SONUÇ VE DEĞERLENDİRME
- Kur’an kursları, örgün eğitim çağındaki çocuklar için yaz tatillerinde düzenlenir. Söz konusu kurslar, örgün eğitime seçenek olarak sunulamaz. Tunceli’deki uygulamayla, örgün eğitim hakkı yok sayılmıştır.
- Önceliği Kur’an öğretimi olmayan kurslar, çocuklar üzerinden, Alevilerin yaşam tarzına ve kültürel değerlerine müdahale aracına dönüştürülmüştür.
- Tunceli’den 1983-1985 yıllarında il dışındaki kurslara gönderilen öğrencilerin çoğunun örgün eğitim yaşamı sona erdirilmiştir.
- Yurdun dört bir yanına bin dolayında öğrencinin gönderilmesi, uygulamanın Ankara merkezli olduğunu düşündürmektedir.
- Anayasal hakkın gaspı olarak nitelendirilen uygulamayla, Anayasa güvencesi altındaki örgün eğitim hakkının kamu müdahalesiyle engellendiği değerlendirilmektedir.
- Anayasal hakkın gaspından, dönemin kamu yöneticileri (Vali, Millî Eğitim Müdürü, Kaymakam) ile siyasi iktidarın sorumlu olduğu belirtilmektedir. Başbakan Halil Turgut Özal (1927-1993) ile 7. Cumhurbaşkanı Ahmet Kenan Evren’in (1917-2015) bilgi ve onayı olmaksızın böyle bir uygulamaya gidilmesinin mümkün olmadığı öne sürülmektedir.
- Uygulamanın, Türkiye’nin okur yazarlık oranı en yüksek, aydınlık bir kentini kamu yöneticilerinin baskı ve zoruyla karanlığa sürükleme çabası olduğu ifade edilmektedir. Kentin akademik ve sosyal başarısının kurslardan olumsuz yönde etkilenmesi, bu düşünceyi doğrulmaktadır.
- Zorunlu eğitim çağındaki çocukların, örgün eğitim kurumlarından alınarak, eğitim çağı dışına çıkmış ülke nüfusu için planlanan yaygın eğitime mecbur edilmesinin insan haklarına aykırı olduğu dile getirilmektedir.
- Cenaze namazı kıldıracak hoca yoktu, iddiasıyla, bine yakın çocuğun laik eğitim sisteminden koparılarak, toplumun değer yargılarıyla çatışmaya zorlandığı savunulmaktadır.
- İmamlık yapması mümkün olmayan kız çocuklarının cenaze namazı kıldıracak hoca ‘projesi’ne dâhil edilmesiyle, Alevilerin, ortaçağ üzerinden ‘ıslah’ edilmesi amaçlanmıştır.
- Yaklaşık üç yıl süren ‘cenaze hocası projesi’, fiyaskoyla sonuçlanmıştır.

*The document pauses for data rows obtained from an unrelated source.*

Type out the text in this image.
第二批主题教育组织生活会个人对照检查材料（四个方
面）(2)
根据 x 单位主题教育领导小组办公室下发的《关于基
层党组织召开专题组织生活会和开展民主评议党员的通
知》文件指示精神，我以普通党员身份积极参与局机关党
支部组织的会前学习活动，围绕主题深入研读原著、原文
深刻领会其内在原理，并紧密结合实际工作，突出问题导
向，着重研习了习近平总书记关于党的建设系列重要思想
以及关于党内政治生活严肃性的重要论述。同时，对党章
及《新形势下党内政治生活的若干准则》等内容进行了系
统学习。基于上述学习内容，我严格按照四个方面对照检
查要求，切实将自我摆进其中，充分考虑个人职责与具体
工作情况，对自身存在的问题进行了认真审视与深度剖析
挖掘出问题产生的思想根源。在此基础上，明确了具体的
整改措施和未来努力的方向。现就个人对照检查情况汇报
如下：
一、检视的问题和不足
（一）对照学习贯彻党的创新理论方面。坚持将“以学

Pülümürlü öğrencilerden, Bursa Gemlik Cem Evinde görev yapan Cemal Yıldırım dışında, kimsenin hoca olmadığı gözlenmektedir.
- Her ilçesinde parasız yatılı eğitim olanağı (YİBO) olan bir kentte, yoksulluğun, il dışındaki ‘parasız’ kurslara öğrenci gönderme gerekçesi olarak sunulması, akıl ve mantıkla çelişmektedir.
- Kurslara öğrenci gönderilmesinde, 12 Eylül’ün yarattığı korku ikliminin belirleyici olduğu görülmektedir. Darbe hukukundan kuvvet alan kamu yöneticileri, bölge insanının inançlarına, değer yargılarına, laik yaşam tarzına ortaçağa yaslanarak meydan okumuştur.
- Amerikancı 12 Eylül Darbesi, Türkiye’nin dört bir yanındaki kurslar aracılığıyla toplum mühendisliğine soyunmuştur. Laik eğitim kurumlarından esirgenen yurt, donatım, bütçe vb. olanakların, tarikatların denetimindeki ‘eğitim’ kurumlarına sunulması, eğitimdeki yozlaşma ve başarısızlığın nedenlerine ışık tutmaktadır.
- Uygulama, devlete meydan okuyan, kanlı darbe girişiminde bulunan FETÖ vd. terör örgütlerinin gelişmesine elverişli koşulların nasıl yaratıldığını özetlemektedir.
(Erzincan Çağlayan, 23 Şubat 2021)
Kaynakça:
http://www.radikal.com.tr/turkiye/kurslar-umut-olmustu-1105703/ Erişim: 23.01.2021.
Katkıda Bulunanlar:
Çalışmaya katkı sunan Sayın Ali Yıldız‘a, Sayın Cemal Yıldırım‘a, Sayın Hasan Arslan‘a, Sayın Hüseyin Çınar‘a, Sayın Kazım Yıldız‘a, Sayın Mehmet Galik’e, Sayın Mehmet Özdemir’e, Sayın Murat Güler‘e, Sayın Musai Kazım Düzgün’e, Sayın Mustafa Şahin’e ve Sayın Zeynel Fırat’a candan teşekkür ederim.